April 20, 2020 19:45:23
China has bolstered its presence in the South China Sea by setting up two administrative bodies on islands in the disputed water, dubbed “its youngest city”.
- China says it has established an administrative district on two islands
- The two districts are under the control of China’s Sansha city
- The US has called on China to stop its “bullying behaviour” in the region
Beijing claims sovereignty over most of the South China Sea, directly challenging the territorial claims of its neighbours — the Philippines, Vietnam, Taiwan and Malaysia.
China has recently been pushing its presence in the energy-rich waters while other claimants are pre-occupied with tackling the coronavirus pandemic, prompting the United States to call on China to stop its “bullying behaviour” there.
On Saturday, Beijing said it had established an administrative district on the Paracel islands and another on the Spratly islands.

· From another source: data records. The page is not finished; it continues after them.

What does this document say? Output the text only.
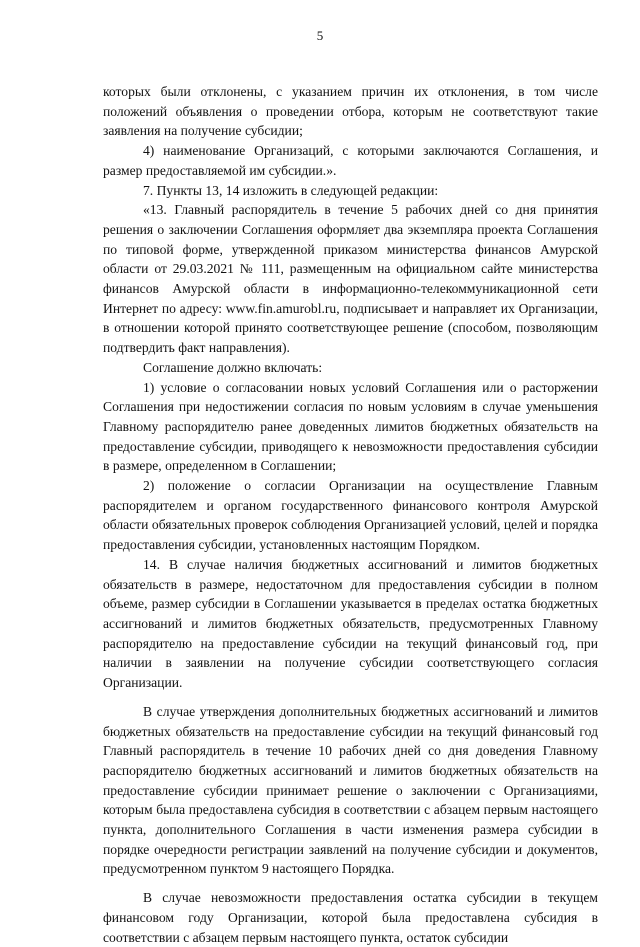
5

которых были отклонены, с указанием причин их отклонения, в том числе положений объявления о проведении отбора, которым не соответствуют такие заявления на получение субсидии;

4) наименование Организаций, с которыми заключаются Соглашения, и размер предоставляемой им субсидии.».

7. Пункты 13, 14 изложить в следующей редакции:

«13. Главный распорядитель в течение 5 рабочих дней со дня принятия решения о заключении Соглашения оформляет два экземпляра проекта Соглашения по типовой форме, утвержденной приказом министерства финансов Амурской области от 29.03.2021 № 111, размещенным на официальном сайте министерства финансов Амурской области в информационно-телекоммуникационной сети Интернет по адресу: www.fin.amurobl.ru, подписывает и направляет их Организации, в отношении которой принято соответствующее решение (способом, позволяющим подтвердить факт направления).

Соглашение должно включать:

1) условие о согласовании новых условий Соглашения или о расторжении Соглашения при недостижении согласия по новым условиям в случае уменьшения Главному распорядителю ранее доведенных лимитов бюджетных обязательств на предоставление субсидии, приводящего к невозможности предоставления субсидии в размере, определенном в Соглашении;

2) положение о согласии Организации на осуществление Главным распорядителем и органом государственного финансового контроля Амурской области обязательных проверок соблюдения Организацией условий, целей и порядка предоставления субсидии, установленных настоящим Порядком.

14. В случае наличия бюджетных ассигнований и лимитов бюджетных обязательств в размере, недостаточном для предоставления субсидии в полном объеме, размер субсидии в Соглашении указывается в пределах остатка бюджетных ассигнований и лимитов бюджетных обязательств, предусмотренных Главному распорядителю на предоставление субсидии на текущий финансовый год, при наличии в заявлении на получение субсидии соответствующего согласия Организации.

В случае утверждения дополнительных бюджетных ассигнований и лимитов бюджетных обязательств на предоставление субсидии на текущий финансовый год Главный распорядитель в течение 10 рабочих дней со дня доведения Главному распорядителю бюджетных ассигнований и лимитов бюджетных обязательств на предоставление субсидии принимает решение о заключении с Организациями, которым была предоставлена субсидия в соответствии с абзацем первым настоящего пункта, дополнительного Соглашения в части изменения размера субсидии в порядке очередности регистрации заявлений на получение субсидии и документов, предусмотренном пунктом 9 настоящего Порядка.

В случае невозможности предоставления остатка субсидии в текущем финансовом году Организации, которой была предоставлена субсидия в соответствии с абзацем первым настоящего пункта, остаток субсидии
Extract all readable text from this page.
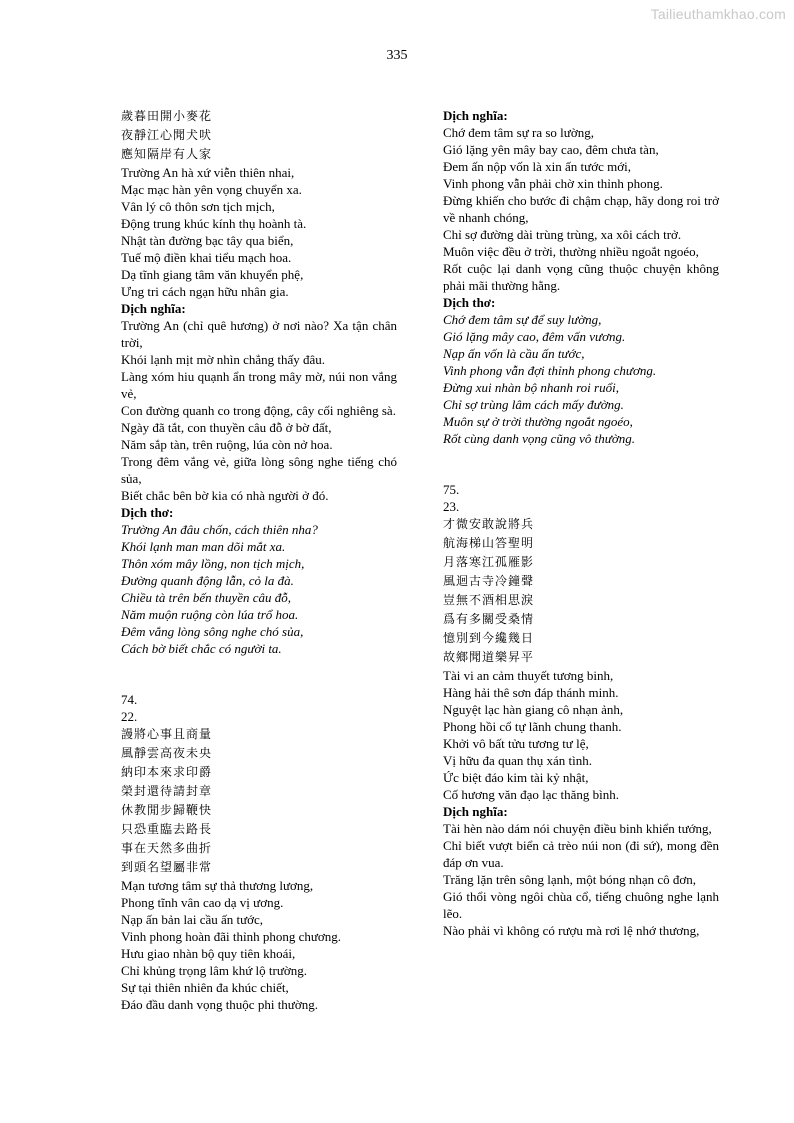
Tailieuthamkhao.com
335
歲暮田開小麥花
夜靜江心聞犬吠
應知隔岸有人家
Trường An hà xứ viễn thiên nhai,
Mạc mạc hàn yên vọng chuyển xa.
Vân lý cô thôn sơn tịch mịch,
Động trung khúc kính thụ hoành tà.
Nhật tàn đường bạc tây qua biển,
Tuế mộ điền khai tiểu mạch hoa.
Dạ tĩnh giang tâm văn khuyển phệ,
Ưng tri cách ngạn hữu nhân gia.
Dịch nghĩa:
Trường An (chỉ quê hương) ở nơi nào? Xa tận chân trời,
Khói lạnh mịt mờ nhìn chẳng thấy đâu.
Làng xóm hiu quạnh ẩn trong mây mờ, núi non vắng vẻ,
Con đường quanh co trong động, cây cối nghiêng sà.
Ngày đã tắt, con thuyền câu đỗ ở bờ đất,
Năm sắp tàn, trên ruộng, lúa còn nở hoa.
Trong đêm vắng vẻ, giữa lòng sông nghe tiếng chó sủa,
Biết chắc bên bờ kia có nhà người ở đó.
Dịch thơ:
Trường An đâu chốn, cách thiên nha?
Khói lạnh man man dõi mắt xa.
Thôn xóm mây lồng, non tịch mịch,
Đường quanh động lẫn, cỏ la đà.
Chiều tà trên bến thuyền câu đỗ,
Năm muộn ruộng còn lúa trổ hoa.
Đêm vắng lòng sông nghe chó sủa,
Cách bờ biết chắc có người ta.
74.
22.
謾將心事且商量
風靜雲高夜未央
納印本來求印爵
榮封還待請封章
休教閒步歸鞭快
只恐重臨去路長
事在天然多曲折
到頭名望屬非常
Mạn tương tâm sự thả thương lương,
Phong tĩnh vân cao dạ vị ương.
Nạp ấn bản lai cầu ấn tước,
Vinh phong hoàn đãi thỉnh phong chương.
Hưu giao nhàn bộ quy tiên khoái,
Chỉ khủng trọng lâm khứ lộ trường.
Sự tại thiên nhiên đa khúc chiết,
Đáo đầu danh vọng thuộc phi thường.
Dịch nghĩa:
Chớ đem tâm sự ra so lường,
Gió lặng yên mây bay cao, đêm chưa tàn,
Đem ấn nộp vốn là xin ấn tước mới,
Vinh phong vẫn phải chờ xin thỉnh phong.
Đừng khiến cho bước đi chậm chạp, hãy dong roi trở về nhanh chóng,
Chỉ sợ đường dài trùng trùng, xa xôi cách trở.
Muôn việc đều ở trời, thường nhiều ngoắt ngoéo,
Rốt cuộc lại danh vọng cũng thuộc chuyện không phải mãi thường hằng.
Dịch thơ:
Chớ đem tâm sự để suy lường,
Gió lặng mây cao, đêm vấn vương.
Nạp ấn vốn là cầu ấn tước,
Vinh phong vẫn đợi thỉnh phong chương.
Đừng xui nhàn bộ nhanh roi ruổi,
Chỉ sợ trùng lâm cách mấy đường.
Muôn sự ở trời thường ngoắt ngoéo,
Rốt cùng danh vọng cũng vô thường.
75.
23.
才微安敢說將兵
航海梯山答聖明
月落寒江孤雁影
風迴古寺冷鐘聲
豈無不酒相思淚
爲有多關受桑情
憶別到今纔幾日
故鄉聞道樂昇平
Tài vi an cảm thuyết tương binh,
Hàng hải thê sơn đáp thánh minh.
Nguyệt lạc hàn giang cô nhạn ảnh,
Phong hồi cổ tự lãnh chung thanh.
Khởi vô bất tửu tương tư lệ,
Vị hữu đa quan thụ xán tình.
Ức biệt đáo kim tài kỷ nhật,
Cố hương văn đạo lạc thăng bình.
Dịch nghĩa:
Tài hèn nào dám nói chuyện điều binh khiển tướng,
Chỉ biết vượt biển cả trèo núi non (đi sứ), mong đền đáp ơn vua.
Trăng lặn trên sông lạnh, một bóng nhạn cô đơn,
Gió thổi vòng ngôi chùa cổ, tiếng chuông nghe lạnh lẽo.
Nào phải vì không có rượu mà rơi lệ nhớ thương,
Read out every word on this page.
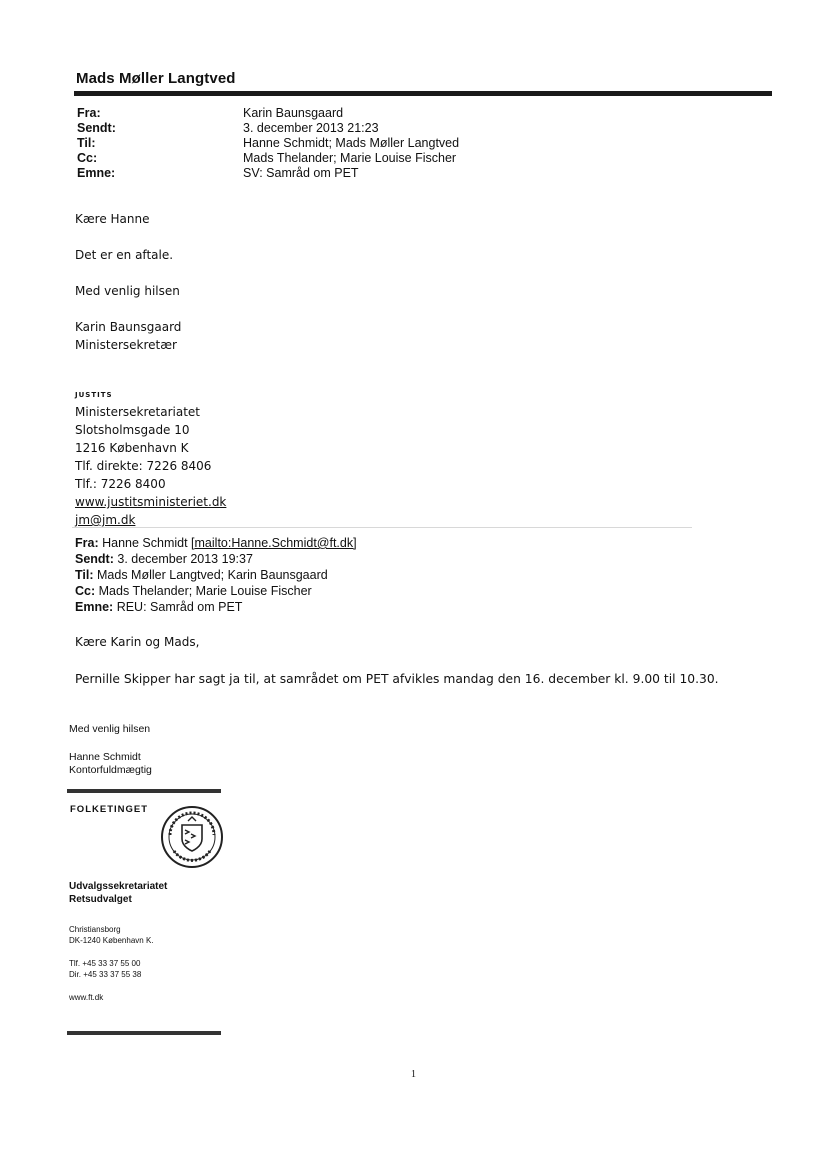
Mads Møller Langtved
Fra:	Karin Baunsgaard
Sendt:	3. december 2013 21:23
Til:	Hanne Schmidt; Mads Møller Langtved
Cc:	Mads Thelander; Marie Louise Fischer
Emne:	SV: Samråd om PET
Kære Hanne
Det er en aftale.
Med venlig hilsen
Karin Baunsgaard
Ministersekretær
JUSTITS
Ministersekretariatet
Slotsholmsgade 10
1216 København K
Tlf. direkte: 7226 8406
Tlf.: 7226 8400
www.justitsministeriet.dk
jm@jm.dk
Fra: Hanne Schmidt [mailto:Hanne.Schmidt@ft.dk]
Sendt: 3. december 2013 19:37
Til: Mads Møller Langtved; Karin Baunsgaard
Cc: Mads Thelander; Marie Louise Fischer
Emne: REU: Samråd om PET
Kære Karin og Mads,
Pernille Skipper har sagt ja til, at samrådet om PET afvikles mandag den 16. december kl. 9.00 til 10.30.
Med venlig hilsen
Hanne Schmidt
Kontorfuldmægtig
FOLKETINGET
Udvalgssekretariatet
Retsudvalget
Christiansborg
DK-1240 København K.
Tlf. +45 33 37 55 00
Dir. +45 33 37 55 38
www.ft.dk
1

The two districts are under the control of China’s Sansha city, according to China Global Television Network.
“As one of the youngest cities in China, Sansha city was established … to administer the Xisha, Zhongsha and Nansha islands and their surrounding waters in the South China Sea,” the official Chinese Military website states.
It adds that Sansha city only has around 1,800 permanent residents, with the smallest land area and population in China.
“The establishment of the so-called Sansha city and related activities seriously violated Vietnam’s sovereignty,” Vietnam’s Foreign Ministry spokeswoman Le Thi Thu Hang said in a statement.
“Vietnam demands that China respect Vietnam’s sovereignty and abolish its wrongful decisions.”
A Chinese government survey ship was seen earlier this week tagging an exploration vessel operated by Malaysia’s state oil company Petronas in the disputed waters, and remained offshore of Malaysia as of Sunday.
Earlier this month, Vietnam lodged an official protest with China after the sinking of a Vietnamese fishing boat it said had been rammed by a China Coast Guard vessel near the Paracels.
Last year, on a state visit to Vietnam, Australian Prime Minister Scott Morrison took a thinly-veiled swipe at Beijing’s aggression in the South China Sea.
Mr Morrison used a speech he gave in Hanoi to emphasise the importance of an “open, inclusive and prosperous Indo-Pacific neighbourhood”.
In 2016, an international court found China had no legal basis to claim historical rights in South China Sea.